New study pounds carbon tax with preemptive assault

May 13, 2013
A US carbon tax has fallen subject to preemptive assault in a study released by the George C. Marshall Institute.

A US carbon tax has fallen subject to preemptive assault in a study released by the George C. Marshall Institute.

With cap-and-trade crashing in Europe and grounded in the US, the taxation of carbon emissions represents the likeliest political response to global warming.

But the idea, says study author James V. DeLong of the Convergence Law Institute, is "deeply flawed."

A carbon tax is supposed to cut greenhouse-gas emissions while raising money for the government, DeLong points out.

Five considerations "militate against it," he says:

• A US carbon tax will have "minuscule effect, if any, on global temperatures."

• Assumptions that costs of a carbon tax are manageable don't identify specific and feasible energy technologies essential to the displacement of carbon-based energy. They assume technological and economic breakthroughs will occur.

• Economic theory adduced in support of a carbon tax is more complex than it usually is portrayed. Current proposals don't account for the benefits of elevated levels of carbon dioxide in the atmosphere. And they don't reflect all the benefits of cheap energy not captured by energy producers.

• Predictions of climate change and assessments of the costs of carbon taxation rely in inexact, flawed mathematical models that, according to DeLong, "do not provide an adequate basis for action."

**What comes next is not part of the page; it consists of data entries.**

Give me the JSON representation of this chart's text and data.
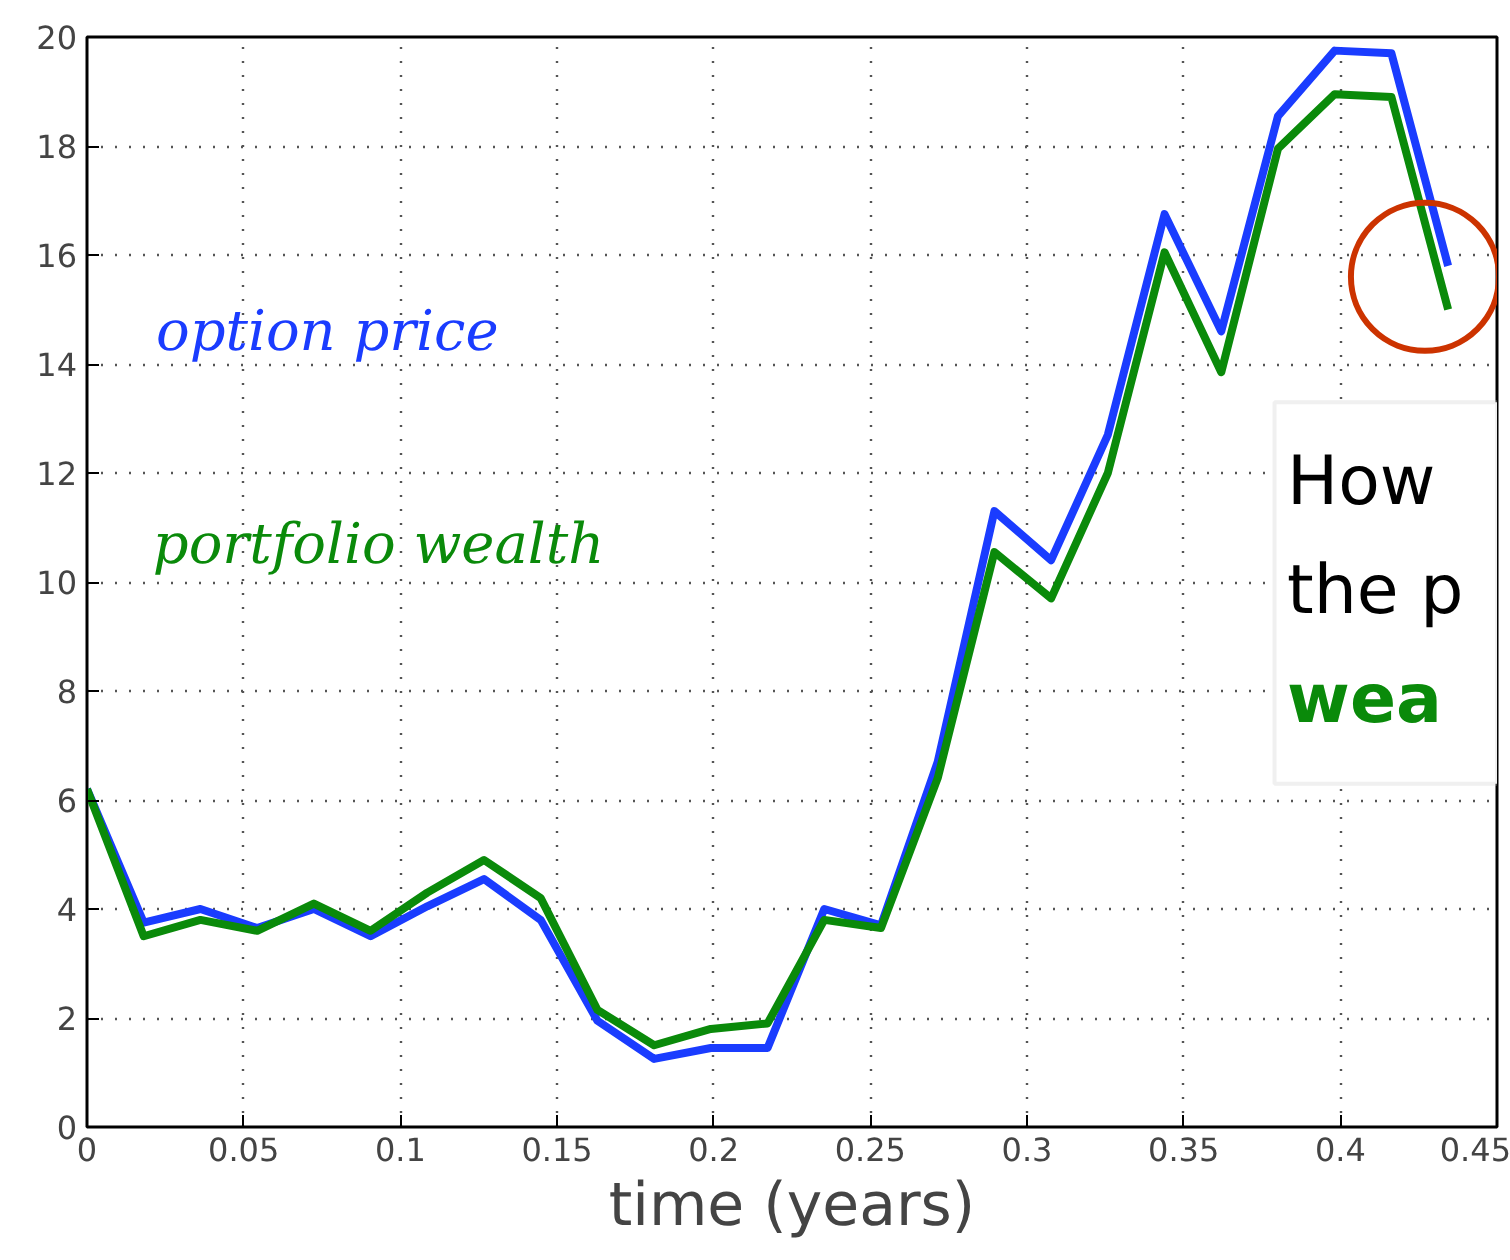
{
  "chart_data": {
    "type": "line",
    "xlabel": "time (years)",
    "x": [
      0,
      0.0181,
      0.0362,
      0.0543,
      0.0724,
      0.0905,
      0.1086,
      0.1267,
      0.1448,
      0.1629,
      0.181,
      0.1991,
      0.2172,
      0.2353,
      0.2534,
      0.2715,
      0.2896,
      0.3077,
      0.3258,
      0.3439,
      0.362,
      0.3801,
      0.3982,
      0.4163,
      0.4344
    ],
    "series": [
      {
        "name": "option price",
        "color": "#1a3cff",
        "values": [
          6.2,
          3.75,
          4.0,
          3.65,
          4.0,
          3.5,
          4.05,
          4.55,
          3.8,
          1.95,
          1.25,
          1.45,
          1.45,
          4.0,
          3.7,
          6.7,
          11.3,
          10.4,
          12.7,
          16.75,
          14.6,
          18.55,
          19.75,
          19.7,
          15.8
        ]
      },
      {
        "name": "portfolio wealth",
        "color": "#0a8a0a",
        "values": [
          6.2,
          3.5,
          3.8,
          3.6,
          4.1,
          3.6,
          4.3,
          4.9,
          4.2,
          2.15,
          1.5,
          1.8,
          1.9,
          3.8,
          3.65,
          6.4,
          10.55,
          9.7,
          12.0,
          16.05,
          13.85,
          17.95,
          18.95,
          18.9,
          15.0
        ]
      }
    ],
    "xlim": [
      0,
      0.45
    ],
    "ylim": [
      0,
      20
    ],
    "xticks": [
      0,
      0.05,
      0.1,
      0.15,
      0.2,
      0.25,
      0.3,
      0.35,
      0.4,
      0.45
    ],
    "yticks": [
      0,
      2,
      4,
      6,
      8,
      10,
      12,
      14,
      16,
      18,
      20
    ],
    "grid": true,
    "legend": false,
    "marker": "none",
    "line_style": "solid",
    "annotations": [
      "How",
      "the p",
      "wea"
    ]
  }
}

• Carbon taxation receives support from "a coalition of environmentalists, corporate profiteers, and government dependents which will shape its provisions in ways that undercut its beneficial effects and accentuate its harmful side." It would lower economic growth and job creation, be regressive in its effects, and encourage energy-intensive industries to leave the US. It wouldn't substitute for other taxes or improve their efficiency. It wouldn't escape political favoritism or substitute for other regulations. And it would require taxes and subsidies "to reflect the actions or inactions of other nations."

Supporters of a carbon tax will dismiss the study as symptomatic of global-warming denial and its warnings as polemic concoction.

They treated opposition to now-discredited cap-and-trade the same way.